En mitad de una selva devoradora, que funciona como un dios compasivo siempre que su hambre quede saciada, sobrevive una hacienda encerrada en un ciclo cruel de nacimientos y sacrificios. Una anciana, sus dos hijas -una de ellas convertida en perra- un hombre dedicado a fecundar y una serie de niños cuyo destino es y ha sido siempre el mismo. Servir de alimento.
Brutal. La ambientación es de una crueldad extrema, con esa selva devoradora e implacable, sedienta de sangre, omnipotente e irracional, que marca el destino de las habitantes de la hacienda. Esa multiplicidad de voces, dolientes, cada cual con su cruz a cuestas, su hambre, sus adicciones, sus secretos y su destino. El lenguaje como bisturí quirúrgico dedicado a hacer cortes en la piel del lector que se atreva a entrar en estas páginas.
Páginas que son otra selva que nos exige un sacrificio. El de encontrar el significado de tanta muerte y asfixiarnos en el verde exuberante de una vegetación que crece de la podredumbre y que grita en color rojo su hambre.
Buenísimo.
No tuvo tiempo. Sintió la patada de Juanquito sobre su pierna y se quebró.
Después fueron los gritos. Los gritos de todos. Santa escuchó a la madre, a Lázaro, los vio correr a ambos entre los bejucos y los árboles, persiguiendo a la cría que escapaba. Sobre todo escuchó a la selva. Al hambre de la selva que sentía que su comida había sido robada. Aquella hambre no entendía, no razonaba, estaba quebrada en dos como Santa de rodillas, con aquel dolor en la pierna luego de la patada de Juanquito. Vio a Lázaro dar tajos con el cuchillo de un lado a otro mientras maldecía y a la madre que intentaba abrirse paso entre las ramas.
Santa se tumbó un segundo sobre el hambre inmensa de la selva y cerró los ojos.
El dolor en la pierna se hizo incluso más atroz.
Cuando abrió los ojos de nuevo, apenas un par de minutos después, se sentía como un machete humano. Se levantó.
Vamos pa’ la casa, le dijo a la madre que daba vueltas en círculos y que, como todas las viejas, solo se ponía las manos en la cabeza y parecía a punto de llorar. Lo que corre dentro de la selva, la selva lo vomita.
La vieja estuvo a punto de decir que no, que estaba equivocada, que estaba loca, que habían perdido a la cría. Pero por suerte contuvo las palabras y bajó la cabeza. Se dejó conducir hacia la hacienda. Iba persignándose por todo el camino, susurraba aquel inútil padre nuestro que estás en el cielo, santificado sea tu nombre, perdona nuestras ofensas como también nosotros perdonamos, mientras la selva resplandecía roja alrededor de ambas.

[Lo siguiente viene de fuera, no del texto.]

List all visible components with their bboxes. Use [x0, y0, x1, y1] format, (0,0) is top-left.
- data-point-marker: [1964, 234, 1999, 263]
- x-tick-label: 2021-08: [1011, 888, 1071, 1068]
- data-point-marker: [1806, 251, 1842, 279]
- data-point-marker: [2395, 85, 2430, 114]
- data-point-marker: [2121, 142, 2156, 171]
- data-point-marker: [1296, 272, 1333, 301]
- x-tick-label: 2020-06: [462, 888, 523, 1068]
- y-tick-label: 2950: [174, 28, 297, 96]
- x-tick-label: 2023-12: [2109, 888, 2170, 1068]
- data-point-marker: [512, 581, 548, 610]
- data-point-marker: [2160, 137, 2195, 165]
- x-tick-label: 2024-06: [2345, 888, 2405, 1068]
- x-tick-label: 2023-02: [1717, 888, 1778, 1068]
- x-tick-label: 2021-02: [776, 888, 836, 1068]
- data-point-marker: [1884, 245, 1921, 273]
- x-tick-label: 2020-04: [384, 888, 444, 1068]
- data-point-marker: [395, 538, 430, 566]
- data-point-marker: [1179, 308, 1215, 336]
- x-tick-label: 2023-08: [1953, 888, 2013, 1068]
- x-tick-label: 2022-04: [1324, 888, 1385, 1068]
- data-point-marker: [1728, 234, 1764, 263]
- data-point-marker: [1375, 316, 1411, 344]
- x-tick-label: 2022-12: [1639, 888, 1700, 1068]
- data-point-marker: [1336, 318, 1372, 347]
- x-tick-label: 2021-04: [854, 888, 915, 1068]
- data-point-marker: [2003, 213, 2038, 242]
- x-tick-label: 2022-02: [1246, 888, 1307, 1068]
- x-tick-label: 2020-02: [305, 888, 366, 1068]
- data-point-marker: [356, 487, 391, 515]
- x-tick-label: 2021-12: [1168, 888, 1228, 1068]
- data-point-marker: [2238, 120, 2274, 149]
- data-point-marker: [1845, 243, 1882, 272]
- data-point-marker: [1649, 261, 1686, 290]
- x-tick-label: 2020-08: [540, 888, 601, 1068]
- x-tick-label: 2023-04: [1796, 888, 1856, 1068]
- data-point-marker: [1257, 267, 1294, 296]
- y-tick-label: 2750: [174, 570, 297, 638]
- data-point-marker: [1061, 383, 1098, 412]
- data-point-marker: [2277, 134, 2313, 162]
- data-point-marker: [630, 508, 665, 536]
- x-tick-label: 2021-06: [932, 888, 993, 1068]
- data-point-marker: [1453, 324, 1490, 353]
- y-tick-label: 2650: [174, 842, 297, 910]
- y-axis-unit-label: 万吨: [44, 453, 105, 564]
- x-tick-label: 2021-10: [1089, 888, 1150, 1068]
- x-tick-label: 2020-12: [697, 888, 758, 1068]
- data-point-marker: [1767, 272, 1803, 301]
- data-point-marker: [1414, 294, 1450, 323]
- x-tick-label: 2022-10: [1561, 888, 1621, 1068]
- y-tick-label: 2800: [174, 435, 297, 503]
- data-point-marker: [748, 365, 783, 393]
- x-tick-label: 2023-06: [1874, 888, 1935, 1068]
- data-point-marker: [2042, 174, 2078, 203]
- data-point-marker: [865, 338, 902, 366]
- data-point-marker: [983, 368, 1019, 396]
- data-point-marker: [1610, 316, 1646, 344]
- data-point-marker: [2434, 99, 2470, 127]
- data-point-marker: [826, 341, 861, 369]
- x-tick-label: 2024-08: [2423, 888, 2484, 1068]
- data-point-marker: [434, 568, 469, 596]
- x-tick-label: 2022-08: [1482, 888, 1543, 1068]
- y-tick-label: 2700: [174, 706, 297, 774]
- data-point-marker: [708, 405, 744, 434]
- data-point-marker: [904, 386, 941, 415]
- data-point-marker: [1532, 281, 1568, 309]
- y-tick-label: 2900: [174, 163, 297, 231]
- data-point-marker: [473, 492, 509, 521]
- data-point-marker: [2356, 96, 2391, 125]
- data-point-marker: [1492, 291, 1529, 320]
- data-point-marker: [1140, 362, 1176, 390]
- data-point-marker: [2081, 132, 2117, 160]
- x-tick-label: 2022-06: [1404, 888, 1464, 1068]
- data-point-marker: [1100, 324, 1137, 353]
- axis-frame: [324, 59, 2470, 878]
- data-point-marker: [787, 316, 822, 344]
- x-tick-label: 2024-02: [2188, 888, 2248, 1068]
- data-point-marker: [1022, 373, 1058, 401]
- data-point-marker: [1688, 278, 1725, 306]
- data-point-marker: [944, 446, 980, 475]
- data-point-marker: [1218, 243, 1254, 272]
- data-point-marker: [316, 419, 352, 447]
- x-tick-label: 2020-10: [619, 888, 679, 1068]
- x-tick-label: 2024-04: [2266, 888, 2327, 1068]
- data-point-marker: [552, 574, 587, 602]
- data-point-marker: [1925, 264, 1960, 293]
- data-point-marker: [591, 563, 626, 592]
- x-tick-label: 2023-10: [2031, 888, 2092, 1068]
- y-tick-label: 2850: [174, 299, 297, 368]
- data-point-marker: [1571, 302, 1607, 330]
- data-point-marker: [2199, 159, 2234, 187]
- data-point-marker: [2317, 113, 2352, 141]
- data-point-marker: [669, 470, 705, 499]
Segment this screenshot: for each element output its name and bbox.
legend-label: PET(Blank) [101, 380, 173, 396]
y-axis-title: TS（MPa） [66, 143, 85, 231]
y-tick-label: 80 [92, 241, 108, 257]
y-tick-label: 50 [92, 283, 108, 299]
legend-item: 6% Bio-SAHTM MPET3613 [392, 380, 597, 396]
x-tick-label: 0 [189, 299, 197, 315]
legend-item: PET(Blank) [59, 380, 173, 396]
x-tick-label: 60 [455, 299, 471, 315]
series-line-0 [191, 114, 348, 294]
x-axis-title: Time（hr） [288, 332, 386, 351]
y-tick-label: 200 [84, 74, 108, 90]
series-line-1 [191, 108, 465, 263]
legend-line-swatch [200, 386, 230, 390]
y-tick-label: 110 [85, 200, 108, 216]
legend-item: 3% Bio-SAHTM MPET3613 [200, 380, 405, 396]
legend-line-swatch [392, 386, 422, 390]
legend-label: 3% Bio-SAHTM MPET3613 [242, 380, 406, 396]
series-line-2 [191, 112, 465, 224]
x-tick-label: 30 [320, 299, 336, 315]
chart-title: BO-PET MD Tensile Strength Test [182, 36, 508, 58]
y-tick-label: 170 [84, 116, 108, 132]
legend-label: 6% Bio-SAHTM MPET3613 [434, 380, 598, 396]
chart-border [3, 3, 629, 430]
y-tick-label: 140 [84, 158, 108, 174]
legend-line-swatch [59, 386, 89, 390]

Santa se preguntó si podrían salir de allí. Si acaso volverían a ver la hacienda. Si la selva las tomaría a ambas como carne en lugar del cuerpo de Juanquito. Si acaso la selva se llevaría a Lázaro, a quien Santa no encontraba por ningún sitio, si se llevaría a Lázaro y a su cuchillo hacia la garganta roja del hambre. Sintió angustia, aquella angustia oscura que vuelve loco a cualquiera y contra la cual no hay otro antídoto que gritar mientras se camina, mientras se corre a través de la maleza rasposa.
La vieja quedó atrás. Santa miró por encima de sus hombros a ver si al menos podía percibir su silueta renqueante, pero lo cierto era que la madre no le importaba demasiado sino llegar a la hacienda tan rápido como fuera posible. Una vida por otra vida. Una carne por otra carne. La selva da y la selva quita. La selva les permitía vivir dentro de su panza, abría y cerraba los caminos porque era dios, y con dios no se juega, mucho menos con la comida de un dios que ha permanecido a la espera de que sus bestias, los súbditos de su esplendor, vengan a ofrecerle el tributo prometido: la carne, la axila sudorosa a peste joven, a peste de vida, la sangre donde brotan las hormonas en forma de capullos.